Marcus Gee, international affairs columnist for Canada’s newspaper of record, The Globe and Mail, begins his March 15 column (The roots of the intifada) by asking who started the latest intifada, and then proceeds to supply the answer. Why, the Palestinians, of course. His reasoning: The intifada, the uprising of Palestinians against the Israeli military occupation started “because the Palestinians rose up against the Israeli occupation,” a bit of reasoning which puts him in the company of a former US president who once pointed out that unemployment happens when people lose their jobs. His argument is a tautology. It’s necessarily true, on par with pointing out that bachelors are unmarried, but not very helpful, for it side-steps the question of why Palestinians launched their intifada in the first place, or, to go further, why Israel is occupying the West Bank, Gaza and East Jerusalem, in defiance of international law.
In all of this, the Israeli military occupation, the settlements, the refusal of the right of return, the refusal to relinquish East Jerusalem, seems to be taken as a given. It’s up to the Palestinians to bend, he seems to say, because the Israelis have the upper hand, although only so, it might be added, insofar as the international community lets Israel have the upper hand. To that end, columns that pin the blame on victims, and side step the roots of the violence, let the injustice live another day, and ensure the military occupation and the intifada it spawned, with all their bloody and sorry consequences, continue.

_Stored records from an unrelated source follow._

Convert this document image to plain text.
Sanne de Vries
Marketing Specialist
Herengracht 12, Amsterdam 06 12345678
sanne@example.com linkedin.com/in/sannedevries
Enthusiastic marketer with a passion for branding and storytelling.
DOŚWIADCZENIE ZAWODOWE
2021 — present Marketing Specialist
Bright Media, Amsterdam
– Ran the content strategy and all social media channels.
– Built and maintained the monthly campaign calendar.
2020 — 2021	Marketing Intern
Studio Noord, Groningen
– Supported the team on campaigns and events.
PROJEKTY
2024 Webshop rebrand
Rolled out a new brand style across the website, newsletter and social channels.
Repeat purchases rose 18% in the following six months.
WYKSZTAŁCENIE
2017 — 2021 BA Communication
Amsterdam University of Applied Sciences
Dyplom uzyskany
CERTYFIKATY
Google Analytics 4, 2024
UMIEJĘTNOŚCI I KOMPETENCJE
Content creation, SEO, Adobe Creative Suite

One is reminded of the wartime French resistance fighters, or of the Yugoslav partisans, who also initiated violent campaigns tantamount to an intifada against German military occupation, or of the ANC resistance to South Africa’s apartheid regime. Few would pin blame for the violence of those campaigns on the resistance, and few would have urged, as Gee does, that the military occupation, or apartheid, be accommodated in the interests of bringing the violence of the oppressed against the oppressors to an end.
The violence is more likely to be brought to an end if a just solution is implemented that sees Israel withdraw to its pre-1967 borders, the settlements dismantled, Palestinian refugees returned to their homes and East Jerusalem returned to the Palestinians nothing more than what’s mandated by international law.
But what chance has a just solution if those who perpetrate an injustice are not called to account, while the victims are blamed for their own oppression?
Mr. Steve Gowans is a writer and political activist who lives in Ottawa, Canada.